The Elysium Enigma is a very well-crafted and entertaining pulp sci-fi story. To begin with, I'm given a clear and straightforward mission to do, without being buried under a load of infodumps. Along the way, I notice enough little anomalies and incongruities that I want to exceed my authority and dig a bit further, and there's plenty here to dig into. The story tries to lure me in one particular direction, and I fall for the bait entirely. Leela in any other setting would just be some improbable male fantasy, but Elysium is just the kind of backward world where such an unclothed earthy innocent wouldn't look out of place. It's also the kind of world where Petroc's denial of her existence wouldn't raise a warning bell; her banishment is just the kind of backward custom a village elder might want to keep from outsiders. So setting and story work together to deceive me, and when their secret is revealed, I feel an appropriate sense of betrayal and outrage.
One criticism I had of the author's earlier Square Circle is that its satirical intent was unclear and ambiguous, and even a bit retrograde. The Orwellian state it depicted didn't seem to have any particular political leanings; it just seemed to embody the routine and technology of "modern life", against which the game held up some ideals of mysticism, vague spirituality and backwardness (as espoused by the old man in the forest). Which of course goes against my principles. I can't make the same criticism of The Elysium Enigma; this isn't a story of simple, innocent villagers against some evil technological empire. Instead, the village elder comes across as ignorant and somewhat pathetic, his anti-technology rants the ravings of a nutcase. It's clear that his decrepit society, which rejected progress, is for that reason in terminal decline; the town is falling apart and no one knows how to fix it. The story shows that his anti-technological stance is taking him nowhere, and I can only approve.

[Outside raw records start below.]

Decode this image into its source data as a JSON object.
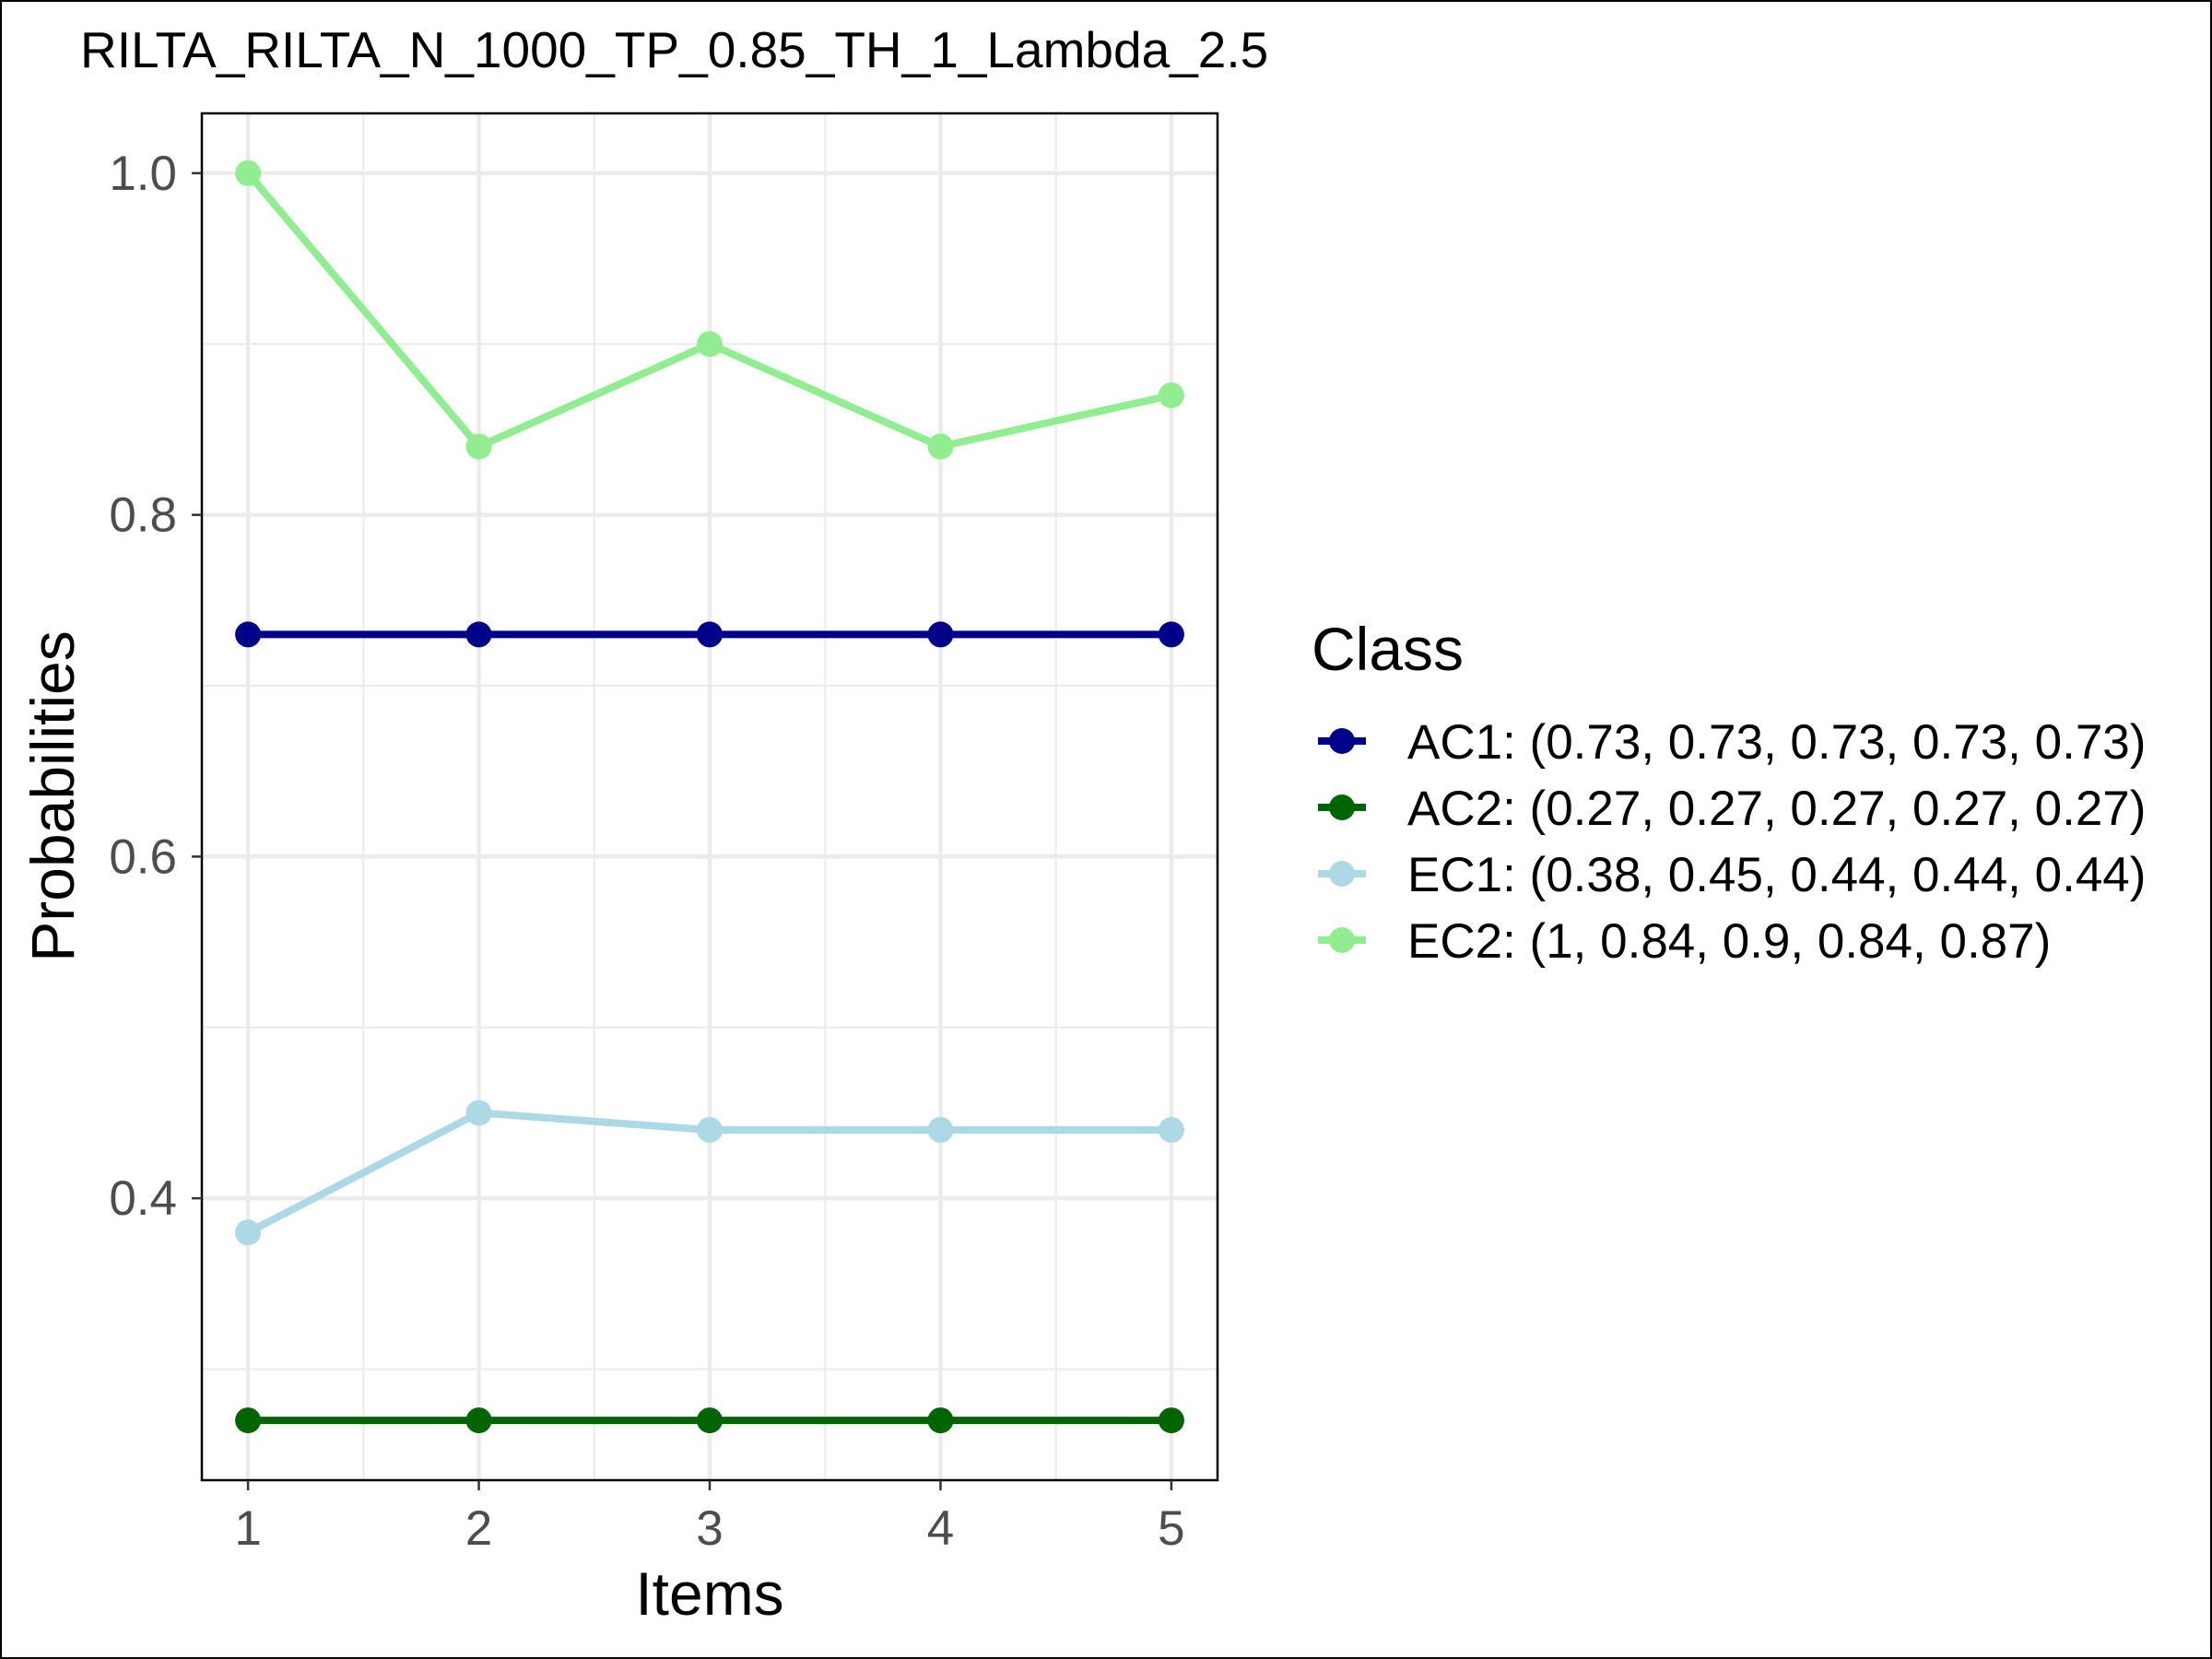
{
  "chart_data": {
    "type": "line",
    "title": "RILTA_RILTA_N_1000_TP_0.85_TH_1_Lambda_2.5",
    "xlabel": "Items",
    "ylabel": "Probabilities",
    "x": [
      1,
      2,
      3,
      4,
      5
    ],
    "x_tick_labels": [
      "1",
      "2",
      "3",
      "4",
      "5"
    ],
    "y_ticks": [
      0.4,
      0.6,
      0.8,
      1.0
    ],
    "y_tick_labels": [
      "0.4",
      "0.6",
      "0.8",
      "1.0"
    ],
    "xlim": [
      0.8,
      5.2
    ],
    "ylim": [
      0.235,
      1.035
    ],
    "grid": true,
    "legend": {
      "title": "Class",
      "position": "right"
    },
    "series": [
      {
        "name": "AC1",
        "label": "AC1: (0.73, 0.73, 0.73, 0.73, 0.73)",
        "color": "#00008b",
        "values": [
          0.73,
          0.73,
          0.73,
          0.73,
          0.73
        ]
      },
      {
        "name": "AC2",
        "label": "AC2: (0.27, 0.27, 0.27, 0.27, 0.27)",
        "color": "#006400",
        "values": [
          0.27,
          0.27,
          0.27,
          0.27,
          0.27
        ]
      },
      {
        "name": "EC1",
        "label": "EC1: (0.38, 0.45, 0.44, 0.44, 0.44)",
        "color": "#add8e6",
        "values": [
          0.38,
          0.45,
          0.44,
          0.44,
          0.44
        ]
      },
      {
        "name": "EC2",
        "label": "EC2: (1, 0.84, 0.9, 0.84, 0.87)",
        "color": "#90ee90",
        "values": [
          1,
          0.84,
          0.9,
          0.84,
          0.87
        ]
      }
    ]
  }
}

I disapprove, however, of the puzzles, which are contrived and cliched and generally pretty bad. The game deserves much better than such hoary old chestnuts as making a fishing rod to catch a fish to feed the cat which is sitting on the box that contains the Maguffin. In truth, Elysium would be much better without any puzzles at all. There is much to discover in this game just by exploring and talking to people; there is plenty of interacting to do without having to solve a goddamn fishing rod puzzle as well. Such contrived obstacles make the game less interactive, not more. Solving them doesn't reveal anything about the world; they're just a chore, they get in the way, they're puzzles for the sake of puzzles.
I'm also not convinced by the ask/tell topics conversation system used by this and other games. I make the same complaint others make about conversation menus: here, I just methodically mine each topic until it runs dry, and then move onto the next one, with the result that NPCs tend towards being static, artificial blobs of code. Of course, it's possible to inject a bit more dynamism into this system (as it is with conversation menus), but the NPCs in Elysium tend to stand there while I mine them for data. And they're not quite convincing in other ways. There came a stage when I had blabbed enough to Leela that she knew everything she had come for; but still she hung around for me to discover her ruse and capture her. Another improbable puzzle depends on her behaving like a bit of clockwork.
Nevertheless, I could play with my hints at the ready and thoroughly enjoyed The Elysium Enigma. I wouldn't be surprised or at all disappointed if it won the competition.